Artist's concept of the Intelsat New Dawn satellite. Credit: Intelsat
The Intelsat New Dawn spacecraft ran into problems deploying its C-band antenna after launching on an Ariane 5 rocket last month, and the 8.8-foot-diameter reflector still won't budge, according to Intelsat officials.

Built by Orbital Sciences Corp., the satellite carries 14 active C-band transponders and 16 Ku-band transponders to serve customers in Africa, the Middle East, Pakistan and Western Europe.

After several days of shaking the antenna and alternating its temperature to no avail, Intelsat officials opted to unfurl the satellite's Ku-band antenna, a similar appendage on the opposite side of the spacecraft's core.

There was some initial worry the Ku-band antenna could be afflicted by the same problem as the C-band reflector, but more careful analysis showed the best course of action would be to send the deployment command.

The Ku-band reflector, also measuring about 8.8 feet across, popped loose without incident. Testing of the satellite's Ku-band payload was completed successfully, according to Alex Horwitz, an Intelsat spokesperson.

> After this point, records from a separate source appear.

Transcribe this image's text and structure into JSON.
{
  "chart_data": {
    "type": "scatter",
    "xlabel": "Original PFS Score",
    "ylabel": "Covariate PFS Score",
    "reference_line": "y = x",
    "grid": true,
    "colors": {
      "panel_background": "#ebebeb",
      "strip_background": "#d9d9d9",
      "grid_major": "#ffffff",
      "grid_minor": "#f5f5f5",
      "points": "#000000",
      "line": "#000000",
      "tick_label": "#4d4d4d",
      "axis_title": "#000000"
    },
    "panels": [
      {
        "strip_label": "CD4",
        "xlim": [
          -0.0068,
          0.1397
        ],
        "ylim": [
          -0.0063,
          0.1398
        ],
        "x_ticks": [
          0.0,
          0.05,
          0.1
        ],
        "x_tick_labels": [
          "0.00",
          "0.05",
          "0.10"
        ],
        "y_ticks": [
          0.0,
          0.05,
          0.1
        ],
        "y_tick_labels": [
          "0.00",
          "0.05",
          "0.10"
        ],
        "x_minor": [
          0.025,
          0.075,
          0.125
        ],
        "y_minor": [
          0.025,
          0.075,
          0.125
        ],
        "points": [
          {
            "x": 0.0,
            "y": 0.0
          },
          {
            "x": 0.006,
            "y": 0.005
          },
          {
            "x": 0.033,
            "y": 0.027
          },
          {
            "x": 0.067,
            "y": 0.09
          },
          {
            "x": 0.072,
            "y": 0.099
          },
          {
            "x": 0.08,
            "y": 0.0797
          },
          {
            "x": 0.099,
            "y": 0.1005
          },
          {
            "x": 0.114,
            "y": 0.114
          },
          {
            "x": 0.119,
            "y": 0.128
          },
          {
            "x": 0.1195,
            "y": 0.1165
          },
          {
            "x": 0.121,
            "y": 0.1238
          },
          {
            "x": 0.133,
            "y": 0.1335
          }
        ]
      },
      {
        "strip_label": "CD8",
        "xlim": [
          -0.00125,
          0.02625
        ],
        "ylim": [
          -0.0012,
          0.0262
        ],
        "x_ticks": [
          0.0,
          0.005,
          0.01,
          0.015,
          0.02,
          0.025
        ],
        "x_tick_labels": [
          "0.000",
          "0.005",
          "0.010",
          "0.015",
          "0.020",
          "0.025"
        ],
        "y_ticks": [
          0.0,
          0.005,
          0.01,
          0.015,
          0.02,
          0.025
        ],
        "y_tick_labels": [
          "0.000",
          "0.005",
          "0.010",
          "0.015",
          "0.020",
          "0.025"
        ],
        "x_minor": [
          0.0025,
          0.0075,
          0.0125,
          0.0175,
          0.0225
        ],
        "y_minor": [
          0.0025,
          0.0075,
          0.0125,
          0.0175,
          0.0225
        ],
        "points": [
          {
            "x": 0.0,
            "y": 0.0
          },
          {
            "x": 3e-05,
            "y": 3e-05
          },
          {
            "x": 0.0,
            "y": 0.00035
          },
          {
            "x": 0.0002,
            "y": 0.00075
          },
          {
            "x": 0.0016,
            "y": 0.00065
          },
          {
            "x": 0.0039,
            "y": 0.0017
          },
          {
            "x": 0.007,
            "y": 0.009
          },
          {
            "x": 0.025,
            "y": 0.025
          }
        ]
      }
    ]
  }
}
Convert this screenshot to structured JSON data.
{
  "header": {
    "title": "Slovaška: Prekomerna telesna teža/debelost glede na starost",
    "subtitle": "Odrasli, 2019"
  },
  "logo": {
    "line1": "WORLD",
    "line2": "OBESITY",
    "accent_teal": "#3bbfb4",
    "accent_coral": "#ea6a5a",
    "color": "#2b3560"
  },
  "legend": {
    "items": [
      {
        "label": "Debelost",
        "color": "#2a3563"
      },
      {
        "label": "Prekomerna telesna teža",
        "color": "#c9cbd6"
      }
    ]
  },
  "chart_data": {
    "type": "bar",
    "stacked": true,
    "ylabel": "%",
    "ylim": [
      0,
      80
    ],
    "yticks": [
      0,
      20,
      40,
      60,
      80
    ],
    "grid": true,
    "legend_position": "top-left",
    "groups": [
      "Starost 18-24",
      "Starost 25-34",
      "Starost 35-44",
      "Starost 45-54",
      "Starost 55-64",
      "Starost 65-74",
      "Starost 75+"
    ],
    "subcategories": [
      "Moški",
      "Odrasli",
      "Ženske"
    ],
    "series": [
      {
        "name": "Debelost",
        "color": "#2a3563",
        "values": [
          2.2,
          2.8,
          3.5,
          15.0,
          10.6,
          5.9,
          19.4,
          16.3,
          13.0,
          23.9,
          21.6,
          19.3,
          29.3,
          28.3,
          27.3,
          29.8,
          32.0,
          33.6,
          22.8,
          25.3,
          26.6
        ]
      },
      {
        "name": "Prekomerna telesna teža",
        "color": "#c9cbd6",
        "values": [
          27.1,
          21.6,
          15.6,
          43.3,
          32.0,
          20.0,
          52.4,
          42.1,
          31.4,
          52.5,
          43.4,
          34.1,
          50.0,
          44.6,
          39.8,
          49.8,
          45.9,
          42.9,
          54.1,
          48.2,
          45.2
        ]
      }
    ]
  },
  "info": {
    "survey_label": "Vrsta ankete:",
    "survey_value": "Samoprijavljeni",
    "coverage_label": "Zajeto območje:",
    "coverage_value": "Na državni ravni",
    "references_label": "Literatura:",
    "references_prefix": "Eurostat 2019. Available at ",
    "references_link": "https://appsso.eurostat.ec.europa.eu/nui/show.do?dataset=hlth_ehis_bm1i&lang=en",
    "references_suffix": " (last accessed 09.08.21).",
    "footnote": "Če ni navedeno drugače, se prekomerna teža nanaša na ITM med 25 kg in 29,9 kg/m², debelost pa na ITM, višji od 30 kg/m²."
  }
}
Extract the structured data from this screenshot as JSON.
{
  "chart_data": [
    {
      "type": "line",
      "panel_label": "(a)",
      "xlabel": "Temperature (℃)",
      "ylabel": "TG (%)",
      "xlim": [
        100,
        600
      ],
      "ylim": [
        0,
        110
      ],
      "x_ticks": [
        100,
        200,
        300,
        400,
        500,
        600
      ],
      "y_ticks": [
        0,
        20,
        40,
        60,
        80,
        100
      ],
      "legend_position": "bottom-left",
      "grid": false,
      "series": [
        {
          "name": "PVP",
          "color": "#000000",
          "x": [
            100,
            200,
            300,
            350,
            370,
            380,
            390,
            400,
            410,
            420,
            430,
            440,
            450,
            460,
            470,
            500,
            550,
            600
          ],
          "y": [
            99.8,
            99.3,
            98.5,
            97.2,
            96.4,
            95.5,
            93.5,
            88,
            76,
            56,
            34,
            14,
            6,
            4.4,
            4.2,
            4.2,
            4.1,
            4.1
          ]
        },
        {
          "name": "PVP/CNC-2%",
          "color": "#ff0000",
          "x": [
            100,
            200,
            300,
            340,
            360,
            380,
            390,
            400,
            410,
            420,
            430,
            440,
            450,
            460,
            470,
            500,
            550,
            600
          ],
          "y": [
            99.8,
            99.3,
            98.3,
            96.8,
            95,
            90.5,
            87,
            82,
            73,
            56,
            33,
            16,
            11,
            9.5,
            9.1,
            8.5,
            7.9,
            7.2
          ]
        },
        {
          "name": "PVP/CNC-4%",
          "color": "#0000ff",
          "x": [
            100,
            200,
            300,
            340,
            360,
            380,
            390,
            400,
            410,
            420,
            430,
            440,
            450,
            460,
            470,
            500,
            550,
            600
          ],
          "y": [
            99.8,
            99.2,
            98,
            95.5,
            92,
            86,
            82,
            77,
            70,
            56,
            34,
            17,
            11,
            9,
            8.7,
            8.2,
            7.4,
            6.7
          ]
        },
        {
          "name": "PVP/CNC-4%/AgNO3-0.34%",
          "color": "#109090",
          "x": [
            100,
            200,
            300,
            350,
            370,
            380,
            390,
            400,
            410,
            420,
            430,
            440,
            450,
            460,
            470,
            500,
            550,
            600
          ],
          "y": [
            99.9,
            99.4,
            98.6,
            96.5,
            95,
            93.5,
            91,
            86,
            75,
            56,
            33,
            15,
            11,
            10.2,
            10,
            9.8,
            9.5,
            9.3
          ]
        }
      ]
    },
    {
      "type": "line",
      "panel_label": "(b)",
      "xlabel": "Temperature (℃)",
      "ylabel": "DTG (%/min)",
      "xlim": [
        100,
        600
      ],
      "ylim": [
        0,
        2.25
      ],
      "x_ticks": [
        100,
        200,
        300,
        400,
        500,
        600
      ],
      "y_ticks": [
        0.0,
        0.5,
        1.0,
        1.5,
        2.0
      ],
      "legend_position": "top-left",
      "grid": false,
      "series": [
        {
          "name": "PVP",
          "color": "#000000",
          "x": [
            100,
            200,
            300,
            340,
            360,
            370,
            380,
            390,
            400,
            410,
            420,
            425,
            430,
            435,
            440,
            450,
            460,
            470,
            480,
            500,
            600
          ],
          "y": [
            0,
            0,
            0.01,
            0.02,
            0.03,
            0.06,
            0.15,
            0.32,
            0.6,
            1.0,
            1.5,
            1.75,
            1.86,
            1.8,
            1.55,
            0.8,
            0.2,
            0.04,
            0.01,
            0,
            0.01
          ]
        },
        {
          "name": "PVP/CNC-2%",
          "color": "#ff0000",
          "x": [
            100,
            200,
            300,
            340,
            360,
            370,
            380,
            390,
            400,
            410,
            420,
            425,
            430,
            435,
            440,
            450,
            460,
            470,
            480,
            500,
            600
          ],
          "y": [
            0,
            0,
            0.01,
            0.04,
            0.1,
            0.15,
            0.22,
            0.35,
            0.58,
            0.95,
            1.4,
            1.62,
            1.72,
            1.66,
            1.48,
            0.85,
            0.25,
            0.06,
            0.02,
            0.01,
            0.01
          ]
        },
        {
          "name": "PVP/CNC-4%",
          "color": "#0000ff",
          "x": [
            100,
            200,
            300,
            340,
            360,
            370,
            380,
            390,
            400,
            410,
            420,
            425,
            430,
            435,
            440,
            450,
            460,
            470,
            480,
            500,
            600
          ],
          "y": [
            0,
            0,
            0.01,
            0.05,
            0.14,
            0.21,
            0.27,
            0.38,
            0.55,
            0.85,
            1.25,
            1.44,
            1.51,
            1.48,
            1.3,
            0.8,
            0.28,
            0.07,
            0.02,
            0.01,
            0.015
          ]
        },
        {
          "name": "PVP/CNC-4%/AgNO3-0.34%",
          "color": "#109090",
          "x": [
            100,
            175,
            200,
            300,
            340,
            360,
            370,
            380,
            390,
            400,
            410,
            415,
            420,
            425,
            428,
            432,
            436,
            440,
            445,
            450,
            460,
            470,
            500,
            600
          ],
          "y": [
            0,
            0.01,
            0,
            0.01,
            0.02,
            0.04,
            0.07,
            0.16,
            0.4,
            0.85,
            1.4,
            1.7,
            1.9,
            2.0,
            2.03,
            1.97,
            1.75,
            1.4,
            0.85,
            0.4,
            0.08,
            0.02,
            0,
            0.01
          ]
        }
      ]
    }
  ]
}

Horwitz said "active thrusting" efforts to deploy the C-band antenna through mechanical shaking ended Monday, and Intelsat New Dawn began drifting to its final location in geostationary orbit Tuesday.

The satellite is designed to operate along the equator at 32.8 degrees east longitude at an altitude of 22,300 miles. Its design life is 15 years.

"We are continuing non-thrusting deployment efforts and will provide an update when we have more information to share," Horwitz told Spaceflight Now.

Funded by Intelsat and South African investors led by Convergence Partners, the Intelsat New Dawn project is valued at approximately $250 million. The satellite is designed for wireless broadband, television broadcasting and other media services for Africa and neighboring regions.

Intelsat New Dawn launched April 22 and all other systems on the satellite are functioning as expected, according to Intelsat.

The company has not disclosed potential insurance claims or the financial implications of the C-band reflector anomaly. Intelsat New Dawn was built to replace capacity on the Galaxy 11 satellite, which Intelsat expects to continue operating until 2015.